Below is an excerpt from the bestselling novel “Squish the Fish: A Tale of Dating and Debauchery” by Dave Lundy. Having won numerous literary & comedic awards, it has been called “Buffalo’s version of The Hangover.”
Trapped on his back like a turtle flipped over on its shell, a man flails his limbs through the puffy snow. While he passes out, the alcohol in his bloodstream celebrates with a wildly inappropriate dance inspired by the night’s sins. The glow from a streetlamp punctures the darkness like a police helicopter’s spotlight and frames the helpless fool in his jagged snow-angel.
At dawn, a few hours later, an elderly woman is walking her Saint Bernard down the quiet street when she notices the collapsed body. Her first thought — What the fuck? — naturally is filled with compassion. But after she reminds herself of one critical detail, it makes complete sense — This is Buffalo… Of course, there’s a drunk jackass lying in the snow. As she shrugs-off the aspiring Darwin Award winner, an alluring scent pulls the dog in the man’s direction. Tearing the leash from its master’s grasp, it dashes to investigate.

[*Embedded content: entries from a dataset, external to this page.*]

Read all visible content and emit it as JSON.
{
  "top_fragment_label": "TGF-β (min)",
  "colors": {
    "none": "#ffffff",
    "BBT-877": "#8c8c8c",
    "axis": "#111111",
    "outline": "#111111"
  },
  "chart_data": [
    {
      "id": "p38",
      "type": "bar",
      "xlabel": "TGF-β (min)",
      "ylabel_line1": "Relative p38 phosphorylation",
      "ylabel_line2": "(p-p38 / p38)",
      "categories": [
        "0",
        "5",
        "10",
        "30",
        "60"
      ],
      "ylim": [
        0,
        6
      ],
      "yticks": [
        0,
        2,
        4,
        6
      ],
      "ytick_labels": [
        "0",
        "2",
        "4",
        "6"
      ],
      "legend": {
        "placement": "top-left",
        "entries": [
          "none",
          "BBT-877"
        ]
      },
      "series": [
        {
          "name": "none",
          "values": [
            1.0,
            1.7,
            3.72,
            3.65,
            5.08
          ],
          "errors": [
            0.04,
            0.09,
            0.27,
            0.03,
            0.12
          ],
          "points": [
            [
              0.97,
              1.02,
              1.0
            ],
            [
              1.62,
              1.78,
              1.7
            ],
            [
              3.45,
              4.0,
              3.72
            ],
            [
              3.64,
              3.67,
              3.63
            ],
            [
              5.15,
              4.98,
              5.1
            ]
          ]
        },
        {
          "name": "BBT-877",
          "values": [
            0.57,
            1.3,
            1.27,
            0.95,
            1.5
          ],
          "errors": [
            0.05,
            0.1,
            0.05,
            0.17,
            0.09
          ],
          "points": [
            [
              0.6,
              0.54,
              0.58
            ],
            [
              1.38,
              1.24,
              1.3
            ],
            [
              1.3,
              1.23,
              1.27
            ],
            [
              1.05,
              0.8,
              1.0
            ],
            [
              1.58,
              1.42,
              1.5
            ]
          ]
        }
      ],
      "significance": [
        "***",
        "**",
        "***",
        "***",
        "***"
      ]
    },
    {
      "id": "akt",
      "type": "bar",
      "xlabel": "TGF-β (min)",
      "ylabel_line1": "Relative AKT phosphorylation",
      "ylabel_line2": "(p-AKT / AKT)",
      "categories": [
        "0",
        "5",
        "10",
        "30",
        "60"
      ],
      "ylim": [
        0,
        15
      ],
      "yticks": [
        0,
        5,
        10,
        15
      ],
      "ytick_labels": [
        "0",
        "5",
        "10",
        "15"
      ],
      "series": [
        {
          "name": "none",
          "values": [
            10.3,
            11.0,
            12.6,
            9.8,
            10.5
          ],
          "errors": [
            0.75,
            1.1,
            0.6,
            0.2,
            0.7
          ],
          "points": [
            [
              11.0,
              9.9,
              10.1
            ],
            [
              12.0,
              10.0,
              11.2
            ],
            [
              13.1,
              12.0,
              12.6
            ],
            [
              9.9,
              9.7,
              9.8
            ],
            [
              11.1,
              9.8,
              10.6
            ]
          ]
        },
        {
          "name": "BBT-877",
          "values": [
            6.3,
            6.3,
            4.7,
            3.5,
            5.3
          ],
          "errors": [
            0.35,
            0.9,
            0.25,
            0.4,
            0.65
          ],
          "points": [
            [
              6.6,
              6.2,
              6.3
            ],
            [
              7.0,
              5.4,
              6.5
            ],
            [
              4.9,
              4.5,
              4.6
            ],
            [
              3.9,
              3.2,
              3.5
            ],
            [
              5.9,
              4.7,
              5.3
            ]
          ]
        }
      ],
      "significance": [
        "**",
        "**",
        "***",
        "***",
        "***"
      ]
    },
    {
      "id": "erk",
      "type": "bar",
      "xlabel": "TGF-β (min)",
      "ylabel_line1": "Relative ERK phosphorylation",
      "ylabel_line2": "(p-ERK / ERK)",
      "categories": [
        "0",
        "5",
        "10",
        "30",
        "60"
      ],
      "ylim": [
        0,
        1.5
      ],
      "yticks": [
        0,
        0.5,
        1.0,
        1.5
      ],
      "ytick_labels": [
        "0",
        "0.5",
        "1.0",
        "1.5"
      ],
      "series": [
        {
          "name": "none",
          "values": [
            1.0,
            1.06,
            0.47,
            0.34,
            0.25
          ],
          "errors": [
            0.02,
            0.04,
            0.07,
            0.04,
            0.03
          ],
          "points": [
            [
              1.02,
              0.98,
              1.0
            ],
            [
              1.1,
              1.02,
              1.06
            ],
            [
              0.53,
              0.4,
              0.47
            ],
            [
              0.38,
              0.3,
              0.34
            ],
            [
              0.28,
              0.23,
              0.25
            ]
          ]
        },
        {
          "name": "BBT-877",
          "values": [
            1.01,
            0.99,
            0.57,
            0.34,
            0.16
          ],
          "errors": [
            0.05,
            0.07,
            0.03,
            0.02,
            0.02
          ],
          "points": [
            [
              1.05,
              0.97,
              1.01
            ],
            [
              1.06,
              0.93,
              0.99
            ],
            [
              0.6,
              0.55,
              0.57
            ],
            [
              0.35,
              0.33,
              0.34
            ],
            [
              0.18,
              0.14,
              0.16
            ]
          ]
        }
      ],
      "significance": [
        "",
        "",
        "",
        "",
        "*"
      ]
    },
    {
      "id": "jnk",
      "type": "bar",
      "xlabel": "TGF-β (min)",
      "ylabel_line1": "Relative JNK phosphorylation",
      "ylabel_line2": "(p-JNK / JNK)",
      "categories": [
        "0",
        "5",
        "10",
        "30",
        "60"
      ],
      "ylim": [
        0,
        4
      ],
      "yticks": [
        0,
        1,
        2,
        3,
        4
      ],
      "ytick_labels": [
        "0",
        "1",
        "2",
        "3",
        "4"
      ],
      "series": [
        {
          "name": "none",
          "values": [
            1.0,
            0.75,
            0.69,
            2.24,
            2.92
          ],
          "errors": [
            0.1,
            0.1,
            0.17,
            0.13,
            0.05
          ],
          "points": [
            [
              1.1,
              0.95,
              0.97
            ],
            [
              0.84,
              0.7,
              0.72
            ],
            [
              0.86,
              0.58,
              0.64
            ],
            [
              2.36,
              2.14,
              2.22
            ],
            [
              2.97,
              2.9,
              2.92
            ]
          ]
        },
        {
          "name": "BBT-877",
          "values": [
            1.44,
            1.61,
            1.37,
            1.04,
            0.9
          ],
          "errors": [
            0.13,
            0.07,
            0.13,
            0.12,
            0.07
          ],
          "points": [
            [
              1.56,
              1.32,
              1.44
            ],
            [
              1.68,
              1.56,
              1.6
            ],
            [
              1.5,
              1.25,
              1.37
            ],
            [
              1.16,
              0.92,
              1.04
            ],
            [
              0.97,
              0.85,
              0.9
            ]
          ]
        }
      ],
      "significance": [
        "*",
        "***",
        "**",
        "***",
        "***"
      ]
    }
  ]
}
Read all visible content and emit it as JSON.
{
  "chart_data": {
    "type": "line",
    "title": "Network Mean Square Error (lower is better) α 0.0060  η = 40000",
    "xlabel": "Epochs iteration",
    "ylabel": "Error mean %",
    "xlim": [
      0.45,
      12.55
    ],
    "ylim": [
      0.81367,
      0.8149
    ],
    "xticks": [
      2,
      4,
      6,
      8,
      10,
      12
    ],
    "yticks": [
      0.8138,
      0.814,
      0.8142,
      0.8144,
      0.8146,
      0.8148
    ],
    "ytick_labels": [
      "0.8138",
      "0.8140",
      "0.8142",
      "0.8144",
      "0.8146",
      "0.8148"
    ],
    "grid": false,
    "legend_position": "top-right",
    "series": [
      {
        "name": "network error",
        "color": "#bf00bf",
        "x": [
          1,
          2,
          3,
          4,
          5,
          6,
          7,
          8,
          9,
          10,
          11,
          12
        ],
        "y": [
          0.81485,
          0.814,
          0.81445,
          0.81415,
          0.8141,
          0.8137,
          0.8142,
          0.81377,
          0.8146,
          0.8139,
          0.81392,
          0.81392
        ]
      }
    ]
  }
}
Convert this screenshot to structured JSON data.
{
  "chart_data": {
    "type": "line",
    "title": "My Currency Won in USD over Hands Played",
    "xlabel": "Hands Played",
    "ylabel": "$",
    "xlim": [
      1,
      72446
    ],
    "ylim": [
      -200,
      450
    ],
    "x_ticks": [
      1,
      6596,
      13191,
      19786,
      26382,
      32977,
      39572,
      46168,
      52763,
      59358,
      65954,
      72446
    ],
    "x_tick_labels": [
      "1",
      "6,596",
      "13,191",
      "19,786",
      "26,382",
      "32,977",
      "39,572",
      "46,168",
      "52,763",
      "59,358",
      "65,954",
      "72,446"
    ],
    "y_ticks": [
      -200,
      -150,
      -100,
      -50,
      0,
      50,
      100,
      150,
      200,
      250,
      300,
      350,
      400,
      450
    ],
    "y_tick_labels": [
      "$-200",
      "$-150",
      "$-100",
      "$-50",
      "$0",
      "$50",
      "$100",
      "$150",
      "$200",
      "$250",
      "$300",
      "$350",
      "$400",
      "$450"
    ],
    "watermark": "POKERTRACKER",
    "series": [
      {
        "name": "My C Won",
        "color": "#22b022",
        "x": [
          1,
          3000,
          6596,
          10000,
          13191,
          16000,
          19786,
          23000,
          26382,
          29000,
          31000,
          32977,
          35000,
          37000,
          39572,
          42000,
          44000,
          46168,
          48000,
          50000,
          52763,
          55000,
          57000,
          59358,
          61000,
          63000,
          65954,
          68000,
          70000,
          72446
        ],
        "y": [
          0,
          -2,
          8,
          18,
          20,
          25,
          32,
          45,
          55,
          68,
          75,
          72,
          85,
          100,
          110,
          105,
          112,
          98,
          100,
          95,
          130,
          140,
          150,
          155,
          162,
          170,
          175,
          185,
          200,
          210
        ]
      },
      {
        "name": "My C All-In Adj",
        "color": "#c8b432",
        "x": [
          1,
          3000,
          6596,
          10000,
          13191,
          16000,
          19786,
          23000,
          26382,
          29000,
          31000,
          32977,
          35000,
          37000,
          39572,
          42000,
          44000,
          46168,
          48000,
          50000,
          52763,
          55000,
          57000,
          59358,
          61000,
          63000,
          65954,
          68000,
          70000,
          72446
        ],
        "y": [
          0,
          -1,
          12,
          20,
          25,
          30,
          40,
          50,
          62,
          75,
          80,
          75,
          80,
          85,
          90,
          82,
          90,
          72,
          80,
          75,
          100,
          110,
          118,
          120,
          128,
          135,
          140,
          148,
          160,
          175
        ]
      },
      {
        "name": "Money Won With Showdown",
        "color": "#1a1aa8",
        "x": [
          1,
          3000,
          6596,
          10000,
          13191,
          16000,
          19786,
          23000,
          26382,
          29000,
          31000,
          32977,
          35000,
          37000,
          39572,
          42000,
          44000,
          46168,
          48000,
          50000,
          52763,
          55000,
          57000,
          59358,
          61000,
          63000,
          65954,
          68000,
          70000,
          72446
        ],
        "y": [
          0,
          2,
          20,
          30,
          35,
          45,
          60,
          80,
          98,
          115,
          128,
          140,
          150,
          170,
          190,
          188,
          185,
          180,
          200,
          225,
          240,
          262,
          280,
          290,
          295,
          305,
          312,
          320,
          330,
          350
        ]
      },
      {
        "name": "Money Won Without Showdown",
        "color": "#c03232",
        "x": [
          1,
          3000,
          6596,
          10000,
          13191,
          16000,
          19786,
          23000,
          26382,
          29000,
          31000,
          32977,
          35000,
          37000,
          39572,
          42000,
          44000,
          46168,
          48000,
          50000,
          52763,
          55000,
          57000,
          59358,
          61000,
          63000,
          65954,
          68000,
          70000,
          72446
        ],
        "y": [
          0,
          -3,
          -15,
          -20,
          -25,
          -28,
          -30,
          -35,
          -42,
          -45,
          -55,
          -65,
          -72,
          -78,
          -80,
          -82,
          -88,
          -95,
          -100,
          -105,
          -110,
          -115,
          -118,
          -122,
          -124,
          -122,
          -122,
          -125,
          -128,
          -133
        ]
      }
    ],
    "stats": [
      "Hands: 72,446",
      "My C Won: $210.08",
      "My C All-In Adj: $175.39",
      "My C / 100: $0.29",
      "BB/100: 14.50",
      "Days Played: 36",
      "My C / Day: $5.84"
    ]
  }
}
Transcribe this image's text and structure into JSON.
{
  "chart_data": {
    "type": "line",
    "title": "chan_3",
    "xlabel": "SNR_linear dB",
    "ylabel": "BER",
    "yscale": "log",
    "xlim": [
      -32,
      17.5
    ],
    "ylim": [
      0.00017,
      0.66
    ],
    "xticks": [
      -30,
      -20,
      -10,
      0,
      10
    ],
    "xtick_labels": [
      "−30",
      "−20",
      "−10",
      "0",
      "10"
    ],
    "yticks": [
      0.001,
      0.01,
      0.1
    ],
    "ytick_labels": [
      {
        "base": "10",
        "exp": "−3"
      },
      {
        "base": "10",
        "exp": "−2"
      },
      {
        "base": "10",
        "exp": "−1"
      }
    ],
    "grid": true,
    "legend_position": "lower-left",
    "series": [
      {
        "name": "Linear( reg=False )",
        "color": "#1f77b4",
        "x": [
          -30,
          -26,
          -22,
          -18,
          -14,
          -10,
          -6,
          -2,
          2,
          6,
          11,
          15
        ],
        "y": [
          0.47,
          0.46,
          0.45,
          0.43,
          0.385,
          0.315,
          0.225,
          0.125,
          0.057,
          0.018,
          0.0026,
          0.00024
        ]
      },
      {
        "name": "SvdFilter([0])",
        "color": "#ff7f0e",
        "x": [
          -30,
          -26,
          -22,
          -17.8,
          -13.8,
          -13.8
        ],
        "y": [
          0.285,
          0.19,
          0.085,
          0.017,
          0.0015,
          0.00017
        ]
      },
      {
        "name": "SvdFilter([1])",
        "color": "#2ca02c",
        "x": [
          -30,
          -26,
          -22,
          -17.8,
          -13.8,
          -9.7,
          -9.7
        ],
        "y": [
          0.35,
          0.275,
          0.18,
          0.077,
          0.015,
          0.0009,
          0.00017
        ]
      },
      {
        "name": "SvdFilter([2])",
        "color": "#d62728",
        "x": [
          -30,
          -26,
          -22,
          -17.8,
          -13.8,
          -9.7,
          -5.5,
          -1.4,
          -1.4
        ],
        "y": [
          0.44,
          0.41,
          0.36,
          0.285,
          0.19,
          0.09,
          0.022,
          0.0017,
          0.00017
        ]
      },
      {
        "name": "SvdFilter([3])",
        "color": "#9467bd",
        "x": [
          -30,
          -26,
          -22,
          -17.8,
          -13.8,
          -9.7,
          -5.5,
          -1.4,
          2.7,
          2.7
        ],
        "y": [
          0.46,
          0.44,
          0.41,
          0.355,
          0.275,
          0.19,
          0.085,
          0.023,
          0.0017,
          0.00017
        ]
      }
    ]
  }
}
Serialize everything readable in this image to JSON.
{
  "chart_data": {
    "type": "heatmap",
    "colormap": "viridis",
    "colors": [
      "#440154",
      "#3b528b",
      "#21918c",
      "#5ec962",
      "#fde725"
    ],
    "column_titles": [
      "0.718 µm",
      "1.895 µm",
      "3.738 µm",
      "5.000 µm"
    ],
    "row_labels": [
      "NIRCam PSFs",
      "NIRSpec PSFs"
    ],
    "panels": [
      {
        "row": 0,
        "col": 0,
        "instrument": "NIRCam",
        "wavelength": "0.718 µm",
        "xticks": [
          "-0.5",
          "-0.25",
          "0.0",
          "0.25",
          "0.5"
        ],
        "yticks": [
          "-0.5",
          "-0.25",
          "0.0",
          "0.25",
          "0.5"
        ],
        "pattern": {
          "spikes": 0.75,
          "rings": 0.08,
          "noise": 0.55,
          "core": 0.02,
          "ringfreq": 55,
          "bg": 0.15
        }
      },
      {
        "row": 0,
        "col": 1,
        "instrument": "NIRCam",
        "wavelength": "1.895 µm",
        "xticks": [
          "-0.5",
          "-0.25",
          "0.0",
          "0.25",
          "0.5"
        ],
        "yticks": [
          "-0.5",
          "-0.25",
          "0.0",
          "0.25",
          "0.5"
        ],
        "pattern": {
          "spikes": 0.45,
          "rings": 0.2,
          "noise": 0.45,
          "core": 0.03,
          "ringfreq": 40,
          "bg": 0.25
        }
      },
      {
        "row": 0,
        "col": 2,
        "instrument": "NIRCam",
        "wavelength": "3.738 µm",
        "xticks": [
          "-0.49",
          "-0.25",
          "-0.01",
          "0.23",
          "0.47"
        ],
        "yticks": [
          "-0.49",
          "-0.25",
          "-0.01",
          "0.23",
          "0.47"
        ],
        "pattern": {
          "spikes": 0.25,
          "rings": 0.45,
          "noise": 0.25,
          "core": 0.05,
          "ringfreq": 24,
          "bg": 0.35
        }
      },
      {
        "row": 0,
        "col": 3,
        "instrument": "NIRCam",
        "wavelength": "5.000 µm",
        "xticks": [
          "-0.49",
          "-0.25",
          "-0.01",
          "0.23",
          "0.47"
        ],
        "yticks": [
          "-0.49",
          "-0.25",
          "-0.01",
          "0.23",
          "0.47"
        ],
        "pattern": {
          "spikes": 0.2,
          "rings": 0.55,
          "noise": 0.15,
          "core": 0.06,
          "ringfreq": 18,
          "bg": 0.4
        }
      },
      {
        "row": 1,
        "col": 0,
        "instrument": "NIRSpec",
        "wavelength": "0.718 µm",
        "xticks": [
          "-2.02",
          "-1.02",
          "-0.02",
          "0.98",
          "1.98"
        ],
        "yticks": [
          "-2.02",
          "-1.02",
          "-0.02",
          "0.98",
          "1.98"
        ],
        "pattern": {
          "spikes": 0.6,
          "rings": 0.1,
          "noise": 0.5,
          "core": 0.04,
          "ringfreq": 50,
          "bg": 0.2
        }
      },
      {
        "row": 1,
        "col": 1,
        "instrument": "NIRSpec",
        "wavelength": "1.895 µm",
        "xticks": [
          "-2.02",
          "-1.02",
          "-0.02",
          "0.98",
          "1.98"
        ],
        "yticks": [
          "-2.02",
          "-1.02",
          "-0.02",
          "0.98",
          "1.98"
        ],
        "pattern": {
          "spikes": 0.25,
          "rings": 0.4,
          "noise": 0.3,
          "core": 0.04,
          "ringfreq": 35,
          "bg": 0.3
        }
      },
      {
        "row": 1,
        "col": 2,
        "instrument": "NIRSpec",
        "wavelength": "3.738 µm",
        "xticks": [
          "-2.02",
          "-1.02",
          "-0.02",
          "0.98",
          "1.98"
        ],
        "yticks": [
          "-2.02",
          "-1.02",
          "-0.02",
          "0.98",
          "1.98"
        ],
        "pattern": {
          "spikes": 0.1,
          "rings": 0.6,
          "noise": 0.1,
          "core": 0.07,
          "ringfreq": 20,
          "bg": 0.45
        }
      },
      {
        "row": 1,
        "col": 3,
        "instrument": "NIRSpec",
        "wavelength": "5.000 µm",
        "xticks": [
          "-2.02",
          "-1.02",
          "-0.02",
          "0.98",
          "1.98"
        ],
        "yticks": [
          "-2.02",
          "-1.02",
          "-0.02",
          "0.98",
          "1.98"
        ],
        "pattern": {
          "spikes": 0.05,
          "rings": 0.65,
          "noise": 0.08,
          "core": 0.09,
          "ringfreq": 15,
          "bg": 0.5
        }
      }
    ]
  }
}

Now above the lush, the shaggy beast pants and stares in wonder. Masked by a pair of pink cotton-panties, the man looks like some sort of deranged bank robber. If the dog could form a complex thought, it might speculate — For what ungodly reason is he wearing that? Is it a desperate attempt to prevent his face from freezing off? Perhaps it’s a provocative fashion statement? Or is it, quite possibly, some next-level form of perversion? But it can’t contemplate such things, so it just wags its tail in blissful ignorance.
Incapable of resisting the undergarment’s exotic aroma, the hound licks the guy’s noggin like a lollipop. The mutt’s tongue bursts with flavor and knows it’s struck gold — tangy, delicious gold.
Nearby, a line of boot-prints mark a path up to the man and continue past him. “SUN 7:16 AM” displays on the frosty LCD of his Casio watch. Gusts of wind blow across the ground, fusing his bare hand with a frozen bottle of Genesee Cream Ale. In his other hand, a tattered envelope labeled “Buffalo Tickets” flaps and scatters a rainbow of glitter dust into the breeze.
The slobbering dog belongs to a breed best-known for saving people buried in avalanches. This pooch’s glowing eyes, however, foretell that a rescue is far from how things are about to go down. The inebriated fellow, unaware that his forehead is the soon-to-be target of an amorous assault, remains oblivious as the canine launches into its moonlight tryst. The funny thing about this (which can only be said when you’re not on the receiving end of such an act) is that this kind of humiliation can’t compare with what the city has endured throughout its turbulent history.
The owner strolls into the spectacle just as it’s reaching a fever pitch. Acting as though a pleasure-romp like this is nothing out of the ordinary, she starts to reach for the leash before something catches her eye. Halting abruptly, she scratches her scalp. Anger builds as she reads “GOD HATES BUF…” scribbled in urine in the snow. Even though it trails off into a wavy drizzle, the audacious proclamation is still quite clear.
Now in control of the dog’s tether, the old woman gives it a harsh tug. While dragging her pet away, she reflects for a moment and mutters to herself, “Is that clown, right? Does God hate Buffalo?”